Em segundo lugar, ao consumar-se o retorno ao regime civil,
era fácil prever que a estrutura partidária dualista (Arena versus MDB) se iria
esfacelar, deixando o caminho aberto para uma intensa fragmentação. A reforma
partidária de 1979 já dera sinais nesse sentido. Mas a Constituinte e os demais
dirigentes políticos relevantes daquele período, em vez de acionar engrenagens
institucionais cautelares, “anticíclicas”, fizeram o oposto. Deixaram o
processo correr solto e em vários aspectos até o incentivaram. Dessa forma, o
“centro”, que em tese poderia reforçar a estabilidade do sistema político,
rapidamente se liquefez. Esse quadro deveria ter causado preocupação, mas o que
se viu foi outro equívoco.
Tomando a nuvem por Juno, as elites e grande parte das
classes médias avaliaram que Lula e o Partido dos Trabalhadores (PT) caminhavam
para o centro, com potencial para substituir o centro que se desfizera. Não
compreenderam que a ideologia petista não favorecia tal mudança de perfil, ou
seja, que o PT permaneceria numa faixa semidemocrática, com um pezinho dentro e
outro fora do sistema – ora mais para dentro e ora mais para fora, conforme
suas conveniências político-eleitorais.
Contra esse pano de fundo, o governo Fernando Henrique
Cardoso deve ser entendido como um interregno de estabilidade e racionalidade.
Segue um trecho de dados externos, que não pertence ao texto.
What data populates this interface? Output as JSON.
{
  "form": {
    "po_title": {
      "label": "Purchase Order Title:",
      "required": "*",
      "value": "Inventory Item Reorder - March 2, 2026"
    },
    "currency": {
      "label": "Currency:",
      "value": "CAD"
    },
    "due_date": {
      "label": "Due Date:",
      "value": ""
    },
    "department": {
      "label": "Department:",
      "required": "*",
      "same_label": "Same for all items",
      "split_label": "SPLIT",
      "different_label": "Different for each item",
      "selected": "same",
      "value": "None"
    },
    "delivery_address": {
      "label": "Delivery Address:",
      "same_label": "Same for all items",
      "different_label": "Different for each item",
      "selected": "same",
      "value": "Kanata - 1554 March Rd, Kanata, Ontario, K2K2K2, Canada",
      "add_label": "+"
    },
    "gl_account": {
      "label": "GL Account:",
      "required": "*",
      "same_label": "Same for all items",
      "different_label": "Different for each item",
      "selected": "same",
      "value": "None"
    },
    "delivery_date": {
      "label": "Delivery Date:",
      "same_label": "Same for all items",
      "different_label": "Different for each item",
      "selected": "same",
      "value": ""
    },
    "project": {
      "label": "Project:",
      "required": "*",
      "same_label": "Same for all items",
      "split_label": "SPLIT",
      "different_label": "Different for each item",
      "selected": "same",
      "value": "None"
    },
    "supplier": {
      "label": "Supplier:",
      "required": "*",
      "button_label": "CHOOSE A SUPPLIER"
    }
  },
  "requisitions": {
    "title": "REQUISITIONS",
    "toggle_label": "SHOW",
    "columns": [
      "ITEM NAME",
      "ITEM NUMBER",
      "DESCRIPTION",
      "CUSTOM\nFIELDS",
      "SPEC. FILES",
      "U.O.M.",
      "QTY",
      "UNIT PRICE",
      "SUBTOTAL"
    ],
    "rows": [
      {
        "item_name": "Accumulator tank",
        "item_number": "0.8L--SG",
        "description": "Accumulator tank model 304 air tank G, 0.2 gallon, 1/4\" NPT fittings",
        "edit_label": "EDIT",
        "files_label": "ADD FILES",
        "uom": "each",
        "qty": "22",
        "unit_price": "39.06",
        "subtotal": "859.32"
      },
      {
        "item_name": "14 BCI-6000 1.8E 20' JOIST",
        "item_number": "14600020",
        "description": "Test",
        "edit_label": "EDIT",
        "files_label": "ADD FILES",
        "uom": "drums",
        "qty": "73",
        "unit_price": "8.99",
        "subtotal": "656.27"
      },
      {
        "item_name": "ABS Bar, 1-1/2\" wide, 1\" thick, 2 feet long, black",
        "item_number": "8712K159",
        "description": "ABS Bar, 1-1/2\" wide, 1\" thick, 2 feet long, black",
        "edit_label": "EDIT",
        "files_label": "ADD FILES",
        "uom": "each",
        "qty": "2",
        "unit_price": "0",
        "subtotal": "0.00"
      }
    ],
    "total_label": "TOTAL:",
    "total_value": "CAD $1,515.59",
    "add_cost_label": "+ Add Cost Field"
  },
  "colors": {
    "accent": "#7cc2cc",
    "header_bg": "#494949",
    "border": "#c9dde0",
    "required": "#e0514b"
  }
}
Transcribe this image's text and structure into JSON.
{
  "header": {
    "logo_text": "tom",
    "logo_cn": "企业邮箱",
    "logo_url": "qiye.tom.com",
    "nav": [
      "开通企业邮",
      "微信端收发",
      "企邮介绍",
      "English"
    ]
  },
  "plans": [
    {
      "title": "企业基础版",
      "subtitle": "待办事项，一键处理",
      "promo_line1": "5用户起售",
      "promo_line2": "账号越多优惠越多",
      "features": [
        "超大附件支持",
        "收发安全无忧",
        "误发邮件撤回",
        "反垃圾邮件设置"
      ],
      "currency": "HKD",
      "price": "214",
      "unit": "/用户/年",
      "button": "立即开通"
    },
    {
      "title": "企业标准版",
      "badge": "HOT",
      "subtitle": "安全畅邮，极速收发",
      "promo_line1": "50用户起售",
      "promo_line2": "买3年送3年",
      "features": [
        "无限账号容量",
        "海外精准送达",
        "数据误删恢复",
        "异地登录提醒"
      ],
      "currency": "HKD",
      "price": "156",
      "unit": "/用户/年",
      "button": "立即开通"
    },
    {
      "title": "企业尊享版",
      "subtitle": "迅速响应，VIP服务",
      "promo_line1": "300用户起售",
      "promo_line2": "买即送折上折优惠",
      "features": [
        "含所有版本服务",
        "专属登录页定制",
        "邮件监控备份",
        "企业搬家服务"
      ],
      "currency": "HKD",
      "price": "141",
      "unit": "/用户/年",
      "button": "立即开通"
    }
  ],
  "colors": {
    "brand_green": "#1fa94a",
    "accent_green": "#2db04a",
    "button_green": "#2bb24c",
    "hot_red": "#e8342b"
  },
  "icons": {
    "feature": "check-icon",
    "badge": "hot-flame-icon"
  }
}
Bem ou mal, conseguiu-se, então, implementar algumas reformas dificilmente
reversíveis, por meio do saneamento do sistema financeiro, da privatização de
algumas empresas públicas que representavam um peso morto, ou pelo menos não
realizavam seu potencial, e o estabelecimento de um regime de política
econômica baseado no câmbio flutuante e nas metas de inflação.
Mas tais reformas não foram suficientes para sobrestar a
recidiva populista que se iria materializar a partir da ascensão de Lula e,
como hoje sabemos, na nuvem de gafanhotos que se abateria sobre o Estado e a
economia, devorando implacavelmente os ganhos realizados na gestão das contas
públicas e na concepção dos principais serviços sociais, como a educação e a
saúde.
Arrastando-se por treze e meio longos anos, a dinâmica acima
descrita ganhou velocidade, como um processo de fissão nuclear. Atritou entre
si os três ramos do governo e dividiu cada um deles num grau jamais visto no
País. Atomizada e desprovida de representação partidária adequada do ponto de
vista eleitoral, os diferentes setores da sociedade não obstante se organizaram
para a defesa de seus interesses, acentuando até o limite o espírito
corporativista existente desde havia muito no País.
O resultado está aí, à vista de todos; nada garante que seja
uma danse sur place, um país que se mantém num equilíbrio precário, mas sempre
no mesmo lugar. Pode ser um país que pouco a pouco desliza para um equilíbrio
cada vez pior. E o pior dessa hipótese pessimista é que ao cidadão comum
restará apenas o consolo de dizer – com Fellini, mais uma vez – que “la nave
và”, mesmo não sabendo para onde vai essa nave tresloucada.